Questions remain about whether the company will be able to regain insurance coverage with the Federal Employee Health Benefits Program (FEHBP), which covers more than 8 million people.
Last year, the FEHBP dropped Eargo after the U.S. Department of Justice opened an investigation into reimbursement claims the company had submitted to the program for hearing aid devices that contained unsupported hearing loss diagnosis codes. In April, Eargo agreed to a $34.37 million settlement, though it denied the allegations.
The company is working with the Office of Personnel Management (OPM) to be able to resubmit claims, the analysts wrote, adding that “while the OPM has not taken action to exclude Eargo from the program, whether the company is eventually able to reenter this market remains to be determined.”
Under the financing deal, Eargo must pay back Patient Square one year after closing. It must pay back the principal in full at a minimum 150% value, and can do so through a combination of cash and equity, William Blair analysts wrote in a Tuesday research note. With the proceeds, Eargo would have a pro forma cash balance of $121.7 million.
A proposed rule by the Food and Drug Administration that would create a new category of over-the-counter hearing aids could also affect the company's business.

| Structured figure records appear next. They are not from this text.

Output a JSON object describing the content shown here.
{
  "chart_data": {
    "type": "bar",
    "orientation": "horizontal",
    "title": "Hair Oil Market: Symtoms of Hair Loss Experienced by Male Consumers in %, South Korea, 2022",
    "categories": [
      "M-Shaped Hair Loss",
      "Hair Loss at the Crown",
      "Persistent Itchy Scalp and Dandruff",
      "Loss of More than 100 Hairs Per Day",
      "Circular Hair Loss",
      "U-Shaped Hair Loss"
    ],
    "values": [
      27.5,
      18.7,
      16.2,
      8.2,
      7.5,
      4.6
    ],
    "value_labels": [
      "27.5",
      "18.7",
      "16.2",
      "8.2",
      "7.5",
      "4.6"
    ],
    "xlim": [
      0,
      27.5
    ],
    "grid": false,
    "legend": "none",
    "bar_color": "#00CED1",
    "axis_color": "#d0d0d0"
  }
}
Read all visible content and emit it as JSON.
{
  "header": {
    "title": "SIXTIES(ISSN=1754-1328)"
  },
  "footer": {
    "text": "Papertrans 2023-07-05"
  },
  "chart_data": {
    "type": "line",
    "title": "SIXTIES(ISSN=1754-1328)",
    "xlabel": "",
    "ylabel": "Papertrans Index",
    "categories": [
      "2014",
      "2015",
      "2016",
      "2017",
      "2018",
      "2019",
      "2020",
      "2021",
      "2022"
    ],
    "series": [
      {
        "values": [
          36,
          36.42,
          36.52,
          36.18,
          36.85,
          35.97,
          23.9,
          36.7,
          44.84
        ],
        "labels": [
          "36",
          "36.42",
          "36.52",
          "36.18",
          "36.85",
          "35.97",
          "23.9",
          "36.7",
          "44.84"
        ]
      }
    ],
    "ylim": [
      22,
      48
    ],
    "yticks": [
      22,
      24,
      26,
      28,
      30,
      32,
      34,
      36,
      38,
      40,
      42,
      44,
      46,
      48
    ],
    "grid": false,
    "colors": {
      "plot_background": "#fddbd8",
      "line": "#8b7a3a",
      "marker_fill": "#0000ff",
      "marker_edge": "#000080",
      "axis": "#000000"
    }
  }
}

Eargo issued a statement in favor of the proposed rule earlier this year, saying it would be easier to scale up retail locations to serve more customers.
“We also believe the FDA’s proposed removal of certain selling restrictions for OTC hearing aids will allow Eargo to expand the way we serve customers,” the company said in a news release.
Congress has asked the FDA to hurry up and finalize the proposed rule, which has been pending since October.